Perkawinan merupakan salah satu tahapan yang penting dan dilakukan dalam
perjalanan hidup seorang manusia. Undang-Undang Republik Indonesia Nomor 1
Tahun 1974 Tentang Perkawinan Pasal 1 menyatakan Perkawinan adalah ikatan lahir
batin antara seorang pria dan seorang wanita sebagai suami istri dengan tujuan
membentuk keluarga atau rumah tangga yang bahagia dan kekal berdasarkan
ketuhanan Yang Maha Esa. Menurut Suyono seperti dikutip oleh Ernatip et.al (2004),
perkawinan adalah suatu hubungan antara pria dan wanita yang sudah dewasa yang
saling mengadakan ikatan hukum adat atau agama dengan maksud bahwa mereka 5
saling memelihara hubungan tersebut agar berlangsung dalam waktu yang relatif lama.

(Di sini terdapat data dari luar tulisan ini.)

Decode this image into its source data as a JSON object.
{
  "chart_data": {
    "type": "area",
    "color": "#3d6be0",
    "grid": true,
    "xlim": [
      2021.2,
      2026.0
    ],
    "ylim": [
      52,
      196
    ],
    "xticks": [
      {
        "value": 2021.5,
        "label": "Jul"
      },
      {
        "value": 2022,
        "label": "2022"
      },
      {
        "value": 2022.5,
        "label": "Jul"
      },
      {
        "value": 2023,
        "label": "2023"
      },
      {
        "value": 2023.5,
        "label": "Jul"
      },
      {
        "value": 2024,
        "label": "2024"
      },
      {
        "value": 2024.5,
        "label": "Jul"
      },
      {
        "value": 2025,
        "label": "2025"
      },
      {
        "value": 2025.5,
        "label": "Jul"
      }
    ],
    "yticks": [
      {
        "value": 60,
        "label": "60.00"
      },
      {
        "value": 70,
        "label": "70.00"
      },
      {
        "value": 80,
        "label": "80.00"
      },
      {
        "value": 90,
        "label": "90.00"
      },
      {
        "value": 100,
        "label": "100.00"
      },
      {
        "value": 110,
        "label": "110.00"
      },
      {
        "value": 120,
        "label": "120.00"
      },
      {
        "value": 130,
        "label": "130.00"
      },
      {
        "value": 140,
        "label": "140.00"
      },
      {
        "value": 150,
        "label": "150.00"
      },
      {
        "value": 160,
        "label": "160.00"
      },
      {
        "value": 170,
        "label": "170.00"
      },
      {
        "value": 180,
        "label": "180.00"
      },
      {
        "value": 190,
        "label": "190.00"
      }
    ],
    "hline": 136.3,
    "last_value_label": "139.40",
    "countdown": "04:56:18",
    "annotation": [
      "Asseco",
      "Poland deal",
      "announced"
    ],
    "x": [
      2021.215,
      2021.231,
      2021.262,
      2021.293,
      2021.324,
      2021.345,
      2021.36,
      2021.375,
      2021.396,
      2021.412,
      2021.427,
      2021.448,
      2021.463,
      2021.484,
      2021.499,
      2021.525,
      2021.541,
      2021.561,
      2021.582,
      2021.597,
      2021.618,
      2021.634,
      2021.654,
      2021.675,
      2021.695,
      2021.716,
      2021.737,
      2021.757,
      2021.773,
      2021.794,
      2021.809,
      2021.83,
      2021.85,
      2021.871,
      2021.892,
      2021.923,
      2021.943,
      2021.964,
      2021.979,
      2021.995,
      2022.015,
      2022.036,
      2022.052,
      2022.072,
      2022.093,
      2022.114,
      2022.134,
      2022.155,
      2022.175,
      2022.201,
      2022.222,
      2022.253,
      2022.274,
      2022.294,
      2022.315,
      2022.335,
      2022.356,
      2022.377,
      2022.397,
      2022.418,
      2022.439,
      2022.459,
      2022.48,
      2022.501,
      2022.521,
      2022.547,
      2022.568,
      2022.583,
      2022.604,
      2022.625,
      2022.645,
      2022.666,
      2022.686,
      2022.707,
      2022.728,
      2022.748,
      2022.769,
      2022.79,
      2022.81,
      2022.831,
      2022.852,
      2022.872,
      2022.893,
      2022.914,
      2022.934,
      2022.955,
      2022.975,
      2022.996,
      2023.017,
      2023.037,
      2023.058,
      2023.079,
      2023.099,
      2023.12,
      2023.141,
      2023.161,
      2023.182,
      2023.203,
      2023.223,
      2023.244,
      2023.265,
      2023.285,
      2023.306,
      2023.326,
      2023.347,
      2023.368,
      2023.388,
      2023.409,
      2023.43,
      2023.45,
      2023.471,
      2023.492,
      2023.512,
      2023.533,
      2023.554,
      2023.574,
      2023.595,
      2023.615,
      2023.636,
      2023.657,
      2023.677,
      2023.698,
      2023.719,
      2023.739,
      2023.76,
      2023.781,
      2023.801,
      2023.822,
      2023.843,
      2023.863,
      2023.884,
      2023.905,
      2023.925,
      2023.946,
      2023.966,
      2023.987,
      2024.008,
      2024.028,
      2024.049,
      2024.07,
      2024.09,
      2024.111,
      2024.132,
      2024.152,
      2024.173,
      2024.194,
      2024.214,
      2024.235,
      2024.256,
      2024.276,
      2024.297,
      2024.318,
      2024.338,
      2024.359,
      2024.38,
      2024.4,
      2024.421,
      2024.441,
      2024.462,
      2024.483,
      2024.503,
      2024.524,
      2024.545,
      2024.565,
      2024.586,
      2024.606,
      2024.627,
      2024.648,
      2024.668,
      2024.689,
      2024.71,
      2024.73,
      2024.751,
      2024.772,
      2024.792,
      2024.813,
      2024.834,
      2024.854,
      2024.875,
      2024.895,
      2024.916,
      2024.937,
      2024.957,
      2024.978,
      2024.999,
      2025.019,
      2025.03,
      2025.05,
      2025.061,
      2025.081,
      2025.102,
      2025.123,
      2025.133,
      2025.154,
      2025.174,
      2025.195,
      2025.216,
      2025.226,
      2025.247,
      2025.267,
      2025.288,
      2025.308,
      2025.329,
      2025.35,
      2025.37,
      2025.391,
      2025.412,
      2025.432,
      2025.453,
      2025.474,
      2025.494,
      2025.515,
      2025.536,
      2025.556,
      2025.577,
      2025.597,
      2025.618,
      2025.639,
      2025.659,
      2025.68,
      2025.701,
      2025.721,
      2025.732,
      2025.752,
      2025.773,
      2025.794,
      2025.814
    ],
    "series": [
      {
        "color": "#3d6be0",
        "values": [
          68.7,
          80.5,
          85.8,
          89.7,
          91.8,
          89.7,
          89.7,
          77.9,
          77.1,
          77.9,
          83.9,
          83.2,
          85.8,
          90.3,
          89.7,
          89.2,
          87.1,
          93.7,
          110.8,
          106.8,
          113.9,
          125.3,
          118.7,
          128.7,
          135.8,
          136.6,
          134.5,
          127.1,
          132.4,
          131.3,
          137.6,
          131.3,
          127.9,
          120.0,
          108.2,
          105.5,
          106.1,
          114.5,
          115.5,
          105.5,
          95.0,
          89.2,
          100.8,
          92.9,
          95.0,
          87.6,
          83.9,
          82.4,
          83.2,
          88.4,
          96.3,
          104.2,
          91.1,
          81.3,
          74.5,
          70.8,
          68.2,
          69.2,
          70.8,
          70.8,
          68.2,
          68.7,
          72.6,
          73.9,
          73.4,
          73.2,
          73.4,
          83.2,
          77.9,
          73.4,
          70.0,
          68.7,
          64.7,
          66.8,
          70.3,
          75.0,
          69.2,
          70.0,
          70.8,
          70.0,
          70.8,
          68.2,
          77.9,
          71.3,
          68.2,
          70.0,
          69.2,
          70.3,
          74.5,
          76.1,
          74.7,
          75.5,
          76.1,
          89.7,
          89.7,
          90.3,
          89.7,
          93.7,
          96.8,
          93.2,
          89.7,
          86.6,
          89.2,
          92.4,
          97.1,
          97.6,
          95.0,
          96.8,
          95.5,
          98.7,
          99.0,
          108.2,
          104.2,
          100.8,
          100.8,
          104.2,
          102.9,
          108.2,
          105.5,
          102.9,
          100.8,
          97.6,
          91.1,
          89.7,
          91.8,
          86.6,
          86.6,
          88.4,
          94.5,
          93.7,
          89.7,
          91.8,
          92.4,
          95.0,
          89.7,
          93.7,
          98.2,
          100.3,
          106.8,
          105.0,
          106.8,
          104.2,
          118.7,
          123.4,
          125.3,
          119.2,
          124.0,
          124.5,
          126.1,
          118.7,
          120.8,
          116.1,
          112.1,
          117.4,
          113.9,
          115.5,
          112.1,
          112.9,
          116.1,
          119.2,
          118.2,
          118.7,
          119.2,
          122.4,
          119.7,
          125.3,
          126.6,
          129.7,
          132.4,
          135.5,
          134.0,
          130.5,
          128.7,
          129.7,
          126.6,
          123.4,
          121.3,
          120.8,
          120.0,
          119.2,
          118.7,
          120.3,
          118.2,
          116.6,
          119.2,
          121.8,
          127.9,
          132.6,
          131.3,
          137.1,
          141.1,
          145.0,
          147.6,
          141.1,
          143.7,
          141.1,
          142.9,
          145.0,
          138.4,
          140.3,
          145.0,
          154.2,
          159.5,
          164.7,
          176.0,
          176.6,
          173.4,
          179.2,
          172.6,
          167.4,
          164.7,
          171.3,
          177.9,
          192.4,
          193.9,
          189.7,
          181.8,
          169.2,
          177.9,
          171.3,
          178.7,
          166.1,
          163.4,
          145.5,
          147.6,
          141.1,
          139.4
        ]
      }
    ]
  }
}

Perkawinan yang ideal dipengaruhi oleh adat istiadat dan pengaruh latar belakang
budaya keluarga, lingkungan serta pergaulan masyarakat dan pengaruh agama atau
kepercayaan yang melingkupi perbuatan hukum tersebut. Menurut Koentjaraningrat,
2009: 156, individu yang melakukan perkawinan campuran akan dihadapkan pada
perubahan dari tadisi yang biasa dilihatnya, walaupun berbeda tapi tetap mengacu
kepada aturan dan tradisi. Peran-peran yang dijalankan baiknya sesuai dengan
kepercayaan, nilai dan norma yang diwariskan oleh budayanya, karna suatu sistem nilai
budaya sering juga berupa pandangan hidup atau world view bagi manusia yang
menganutnya. Budaya menjadi suatu aspek yang penting dalam perkawinan, karna
suatu pernikahan tersebut tentu memiliki nilai-nilai budaya yang dianut, menurut
keyakinan dan kebiasaan, serta adat istiadat dan gaya hidup budayanya.
Seperti halnya di Desa Bobotsari Kabupaten Purbalingga, perkawinan beda suku
sering terjadi. Kabupaten Purbalingga khususnya Kecamatan Bobotsari merupakan
pusat perdagangan di sekitaran Karesidenan Banyumas. Oleh karena itu, Desa
Bobotsari menjadi sasaran bagi masyarakat berbagai daerah untuk memulai kehidupan
baru. Sehingga komunikasi antar budaya sangat penting guna mengurangi
diskomunication atau kesalahan dalam berkomunikasi maupun misscommunication
atau kesalahpahaman pesan dalam berkomunikasi. Setiap perkawinan sebenarnya
merupakan perkawinan campur karena tidak mungkin seorang individu menikah
dengan orang yang benar-benar sama dengan 6 dirinya, namun perbedaan budaya pada
pasangan yang menikah campur antara bangsa memiliki berbedaan ekstrim
dibandingkan dengan menikah sesama bangsa. Pada kasus ini peneliti melihat
pernikahan beda adat antara suku Jawa dengan Sunda dalam menyatukan kebudayaan
yang berbeda. Peran keluarga dan kerabat juga diperlukan untuk memutuskan suatu
keputusan terlebih jika itu menyangkut kebiasaan adat yang telah yakini secara turun
temurun, ini sesuai dengan yang dikatakan Mulya dan Rakhmat dalam Pata (2015: 3),
bahwa tidak mudah untuk menjalani pernikahan beda adat, karena masalah utama yang
terjadi dalam berinteraksi dengan orang berbeda budaya adalah setiap individu
memiliki kecenderungan menganggap bahwa budayanya sebagai suatu keharusan
tanpa perlu dipersoalkan karenanya setiap orang akan menggunakan budayanya
sebagai standarisasi untuk mengukur budaya-budaya lain.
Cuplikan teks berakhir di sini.